Women and Law School

By Mark McKenna

If I told you that a famous professor from a well-known law school was arguing on his/her blog that law schools should consider discounting their tuition by 1% for each year a graduate stayed in the work force (with the purpose of encouraging attendance by those to whom the law school education would add the most value), what school would you guess that professor was from? It’s an easy question for me – University of Chicago, where everything can be reduced to dollars and cents. And that’s precisely right – it’s Judge Posner, responding to an article in the New York Times a couple of weeks ago about how some female Yale undergrads expect to leave the workforce at some point after having children [The article was not empirical, and it has been very controversial].

I think Posner is greatly oversimplifying the economics involved here. The evidence pretty clearly suggests that fewer and fewer people are advancing to partnership at big firms (where the big money is), as firms create ever more heirarchical structures. Thus, going to law school with the expectation of making a lot of money down the road is becoming more and more like a lottery, with lots of people buying tickets and few hitting the jackpot. [I realize that, in the big scheme of things, first year associates making $135,000 is hardly peanuts. But I take it that Posner is talking about people who stay in the workforce for a long time, and you can’t stay an associate forever]. But people’s willingness to pay huge amounts of money to go to law school is based in large part (and, according to Posner, should be based entirely) on that person’s expected lifetime return. Lifetime return, of course, is determined by the supply and demand in the market for attorneys – and that market presumes that a certain percentage of lawyers will drop out, whether to raise children, become a high school english teacher, or whatever. If we adopted Posner’s system, it seems to me that the expected return would have to go down, since supply of attorneys would rise without any reason to believe demand would rise at the same time. Thus, students’ willingness to spend exorbitantly on law school may well go down.

I don’t know whether that would happen or not, but it seems to me an equally plausible scenario as Judge Posner’s, and determining which one is more likely requires a lot more data. This is one of the reasons I have a hard time with law and economists sometimes – you can make a lot of assumptions that greatly oversimplify reality and then smuggle in normative goals under the guise of “neutral” economics.

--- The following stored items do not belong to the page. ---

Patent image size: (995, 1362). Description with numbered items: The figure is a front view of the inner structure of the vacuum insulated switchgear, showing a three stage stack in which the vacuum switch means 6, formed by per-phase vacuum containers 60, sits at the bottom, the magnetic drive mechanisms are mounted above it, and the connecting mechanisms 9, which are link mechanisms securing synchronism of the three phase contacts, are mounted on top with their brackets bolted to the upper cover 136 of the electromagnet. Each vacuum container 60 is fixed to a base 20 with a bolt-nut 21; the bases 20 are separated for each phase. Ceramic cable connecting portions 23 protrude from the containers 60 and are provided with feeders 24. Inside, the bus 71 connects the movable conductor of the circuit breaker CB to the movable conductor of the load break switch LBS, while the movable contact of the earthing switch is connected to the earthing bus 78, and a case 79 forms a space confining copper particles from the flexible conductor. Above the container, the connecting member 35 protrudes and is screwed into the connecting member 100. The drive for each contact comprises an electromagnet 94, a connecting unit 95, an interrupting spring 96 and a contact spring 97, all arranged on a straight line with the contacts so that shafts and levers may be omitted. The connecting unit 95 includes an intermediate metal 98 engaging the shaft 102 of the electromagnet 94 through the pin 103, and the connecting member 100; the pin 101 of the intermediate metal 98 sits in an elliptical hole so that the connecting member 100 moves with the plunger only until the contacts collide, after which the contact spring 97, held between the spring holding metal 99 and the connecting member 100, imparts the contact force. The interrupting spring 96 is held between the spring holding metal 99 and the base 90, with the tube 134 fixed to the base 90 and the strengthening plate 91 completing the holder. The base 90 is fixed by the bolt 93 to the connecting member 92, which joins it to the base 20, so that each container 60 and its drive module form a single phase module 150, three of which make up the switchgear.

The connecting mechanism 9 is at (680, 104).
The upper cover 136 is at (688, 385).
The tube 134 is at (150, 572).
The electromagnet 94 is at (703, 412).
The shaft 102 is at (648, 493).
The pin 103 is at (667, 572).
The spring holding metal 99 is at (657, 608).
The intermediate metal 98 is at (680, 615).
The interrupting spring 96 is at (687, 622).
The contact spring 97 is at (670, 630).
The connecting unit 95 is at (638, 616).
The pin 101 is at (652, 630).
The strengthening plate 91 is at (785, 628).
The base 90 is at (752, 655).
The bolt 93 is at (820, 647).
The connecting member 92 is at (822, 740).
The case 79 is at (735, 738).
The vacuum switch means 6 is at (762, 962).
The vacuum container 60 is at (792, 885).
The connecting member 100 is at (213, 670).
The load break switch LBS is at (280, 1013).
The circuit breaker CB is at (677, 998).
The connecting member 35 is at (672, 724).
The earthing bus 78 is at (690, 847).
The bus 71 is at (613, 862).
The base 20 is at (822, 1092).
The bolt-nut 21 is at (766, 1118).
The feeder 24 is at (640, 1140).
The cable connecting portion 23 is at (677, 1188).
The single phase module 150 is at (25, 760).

And it seems to me that is precisely what Posner is doing.

On its face, that point has little to do with marketing. Dig a little deeper though, and you’ll see that a great deal of the economic assumptions made in the context of trademark law are just the type of assumption Posner made. They assume that consumers will behave in certain ways and make little attempt to empirically demonstrate that behavior. Those assumptions are normatively loaded, but they are often expressed as though they were neutral descriptions of the way the market works. It doesn’t have to be that way; we can learn a lot about consumer behavior if we only learn to ask the right questions.

As a final, and to some extent unrelated point, let me loop back to the beginning of my post. I asked at the outset which school you would associate Judge Posner’s position with. If it was an easy answer for you as it was for me, it is because the University of Chicago has done a good job of branding itself. What we make of that brand is a different, and more interesting, question.